Posso ir com você? Homens e mulheres mudados. É possível perceber isso porque pessoas, que até o dia anterior se lamentavam, agora vivem as circunstâncias como ocasião para conhecer mais Cristo. Por exemplo, é o que acontece com Lena, estudante do terceiro ano de Letras em Novosibrisk. Na Assembleia contou que em setembro aconteceu “uma coisa” que a obrigou a ficar em casa com a irmã e a mãe. Durante alguns meses, não pode ir ao cinema ou passear com os amigos: “Mas, exatamente naquele período, na Escola de Comunidade, lemos que ‘as circunstâncias são fatores essenciais da nossa vocação’. Então, me perguntei o que isso tinha a ver com a minha situação”. Começando a observar, também ali, o que vivia na comunidade. Tanto que a mãe começou a lhe perguntar por que aqueles amigos eram assim tão importantes, a ponto de ela querer participar de um encontro. “E, quando soube que faríamos uma festa de aniversário, me pediu: “Posso ir com você? Eu cozinho!”. Em suma, se você vive uma novidade, as pessoas percebem. Andrius, que é psicólogo em Vilnius, contou o que ele e seus amigos ouviram de algumas pessoas que participaram de um encontro sobre a família, organizado por eles em dezembro: “Agora temos mais esperança”. Um juízo que surpreendeu, mas que entendeu melhor apenas um mês atrás: “Fiz uma palestra em uma reunião sobre mulheres divididas entre o trabalho e a família.
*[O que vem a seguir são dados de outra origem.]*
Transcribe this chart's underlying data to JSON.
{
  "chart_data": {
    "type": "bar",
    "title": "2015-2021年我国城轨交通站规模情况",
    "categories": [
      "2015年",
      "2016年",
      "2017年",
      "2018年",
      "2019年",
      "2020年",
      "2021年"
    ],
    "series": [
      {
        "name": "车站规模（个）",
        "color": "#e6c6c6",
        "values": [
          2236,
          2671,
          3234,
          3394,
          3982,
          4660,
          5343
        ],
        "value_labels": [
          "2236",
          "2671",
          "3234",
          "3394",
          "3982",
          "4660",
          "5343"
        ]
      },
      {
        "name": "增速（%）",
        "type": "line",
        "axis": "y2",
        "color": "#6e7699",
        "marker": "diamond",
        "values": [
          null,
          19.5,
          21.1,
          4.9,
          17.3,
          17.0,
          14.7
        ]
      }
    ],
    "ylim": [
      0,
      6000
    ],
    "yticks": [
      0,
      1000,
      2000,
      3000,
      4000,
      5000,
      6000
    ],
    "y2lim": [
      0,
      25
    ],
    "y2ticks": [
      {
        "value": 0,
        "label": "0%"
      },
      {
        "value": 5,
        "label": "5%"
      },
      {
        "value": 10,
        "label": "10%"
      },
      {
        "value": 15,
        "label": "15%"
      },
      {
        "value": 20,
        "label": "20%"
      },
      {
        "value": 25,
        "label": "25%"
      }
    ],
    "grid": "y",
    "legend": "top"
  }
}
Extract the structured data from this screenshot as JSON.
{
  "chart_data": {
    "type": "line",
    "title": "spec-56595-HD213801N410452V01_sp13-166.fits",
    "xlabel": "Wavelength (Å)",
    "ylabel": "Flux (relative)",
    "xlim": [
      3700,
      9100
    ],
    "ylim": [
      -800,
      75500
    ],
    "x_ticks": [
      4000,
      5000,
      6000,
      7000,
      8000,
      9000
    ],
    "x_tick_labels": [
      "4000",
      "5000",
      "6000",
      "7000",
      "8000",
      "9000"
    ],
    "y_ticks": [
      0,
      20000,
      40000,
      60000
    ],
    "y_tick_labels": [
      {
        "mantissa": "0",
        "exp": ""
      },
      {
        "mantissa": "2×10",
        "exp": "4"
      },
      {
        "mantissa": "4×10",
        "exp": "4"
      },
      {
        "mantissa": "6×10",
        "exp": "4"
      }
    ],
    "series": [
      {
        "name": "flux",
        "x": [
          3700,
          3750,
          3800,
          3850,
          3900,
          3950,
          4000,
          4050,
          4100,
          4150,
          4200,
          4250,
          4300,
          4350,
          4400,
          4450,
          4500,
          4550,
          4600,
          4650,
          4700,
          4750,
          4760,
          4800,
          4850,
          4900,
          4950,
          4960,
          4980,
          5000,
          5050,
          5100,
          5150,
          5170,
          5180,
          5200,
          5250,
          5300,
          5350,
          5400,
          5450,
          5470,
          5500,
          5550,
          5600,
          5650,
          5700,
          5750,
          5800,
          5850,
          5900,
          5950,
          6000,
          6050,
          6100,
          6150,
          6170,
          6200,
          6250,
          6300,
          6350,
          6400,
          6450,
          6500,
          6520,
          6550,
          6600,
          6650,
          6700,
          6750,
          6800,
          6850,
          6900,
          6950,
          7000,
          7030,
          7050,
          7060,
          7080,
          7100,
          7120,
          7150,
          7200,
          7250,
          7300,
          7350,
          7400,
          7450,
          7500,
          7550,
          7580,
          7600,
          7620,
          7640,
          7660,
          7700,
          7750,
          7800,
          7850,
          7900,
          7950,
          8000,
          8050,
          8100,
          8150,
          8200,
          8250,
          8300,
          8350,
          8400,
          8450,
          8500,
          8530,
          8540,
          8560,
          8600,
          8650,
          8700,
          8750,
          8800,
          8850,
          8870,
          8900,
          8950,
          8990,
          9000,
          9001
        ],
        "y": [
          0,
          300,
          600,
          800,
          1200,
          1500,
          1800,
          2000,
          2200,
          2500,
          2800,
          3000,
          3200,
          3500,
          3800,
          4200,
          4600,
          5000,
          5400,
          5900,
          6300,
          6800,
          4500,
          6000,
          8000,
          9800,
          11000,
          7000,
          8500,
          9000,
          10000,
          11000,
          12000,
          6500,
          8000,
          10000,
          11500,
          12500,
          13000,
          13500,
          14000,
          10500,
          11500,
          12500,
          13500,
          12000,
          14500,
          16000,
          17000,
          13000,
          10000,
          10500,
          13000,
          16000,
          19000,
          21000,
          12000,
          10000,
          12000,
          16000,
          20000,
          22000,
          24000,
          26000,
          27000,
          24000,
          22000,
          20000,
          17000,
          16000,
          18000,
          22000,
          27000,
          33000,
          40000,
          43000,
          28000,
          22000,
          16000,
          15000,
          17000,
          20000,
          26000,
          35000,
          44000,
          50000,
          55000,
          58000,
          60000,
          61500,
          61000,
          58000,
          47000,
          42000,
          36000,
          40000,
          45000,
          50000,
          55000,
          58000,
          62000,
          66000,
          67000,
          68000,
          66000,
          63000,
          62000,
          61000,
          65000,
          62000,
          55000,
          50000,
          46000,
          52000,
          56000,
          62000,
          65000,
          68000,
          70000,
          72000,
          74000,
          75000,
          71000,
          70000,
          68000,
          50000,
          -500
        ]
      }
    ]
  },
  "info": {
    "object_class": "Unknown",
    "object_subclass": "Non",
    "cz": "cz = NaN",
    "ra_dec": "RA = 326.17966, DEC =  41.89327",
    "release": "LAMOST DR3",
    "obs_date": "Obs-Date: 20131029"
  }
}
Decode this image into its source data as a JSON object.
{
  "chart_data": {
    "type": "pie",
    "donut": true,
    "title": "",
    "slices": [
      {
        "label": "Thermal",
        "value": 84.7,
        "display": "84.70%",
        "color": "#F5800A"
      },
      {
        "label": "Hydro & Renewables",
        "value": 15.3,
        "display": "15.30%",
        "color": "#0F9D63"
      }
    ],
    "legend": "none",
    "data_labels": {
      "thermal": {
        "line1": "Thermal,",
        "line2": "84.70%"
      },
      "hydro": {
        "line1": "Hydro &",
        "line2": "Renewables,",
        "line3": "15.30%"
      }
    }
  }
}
Diante das objeções de uma feminista, expliquei que em uma família o ponto não é medir se é o homem ou a mulher que tem mais tarefas: “Família significa que o outro faz parte da concepção que tenho de mim”. Então, uma conselheira do Município de Vilnius disse: “Depois dessas palavras, sinto-me mais segura”. Assim, me perguntei: o que ela viu em mim? Mais do que fantasia: ali, senti fisicamente que aquele era Cristo”.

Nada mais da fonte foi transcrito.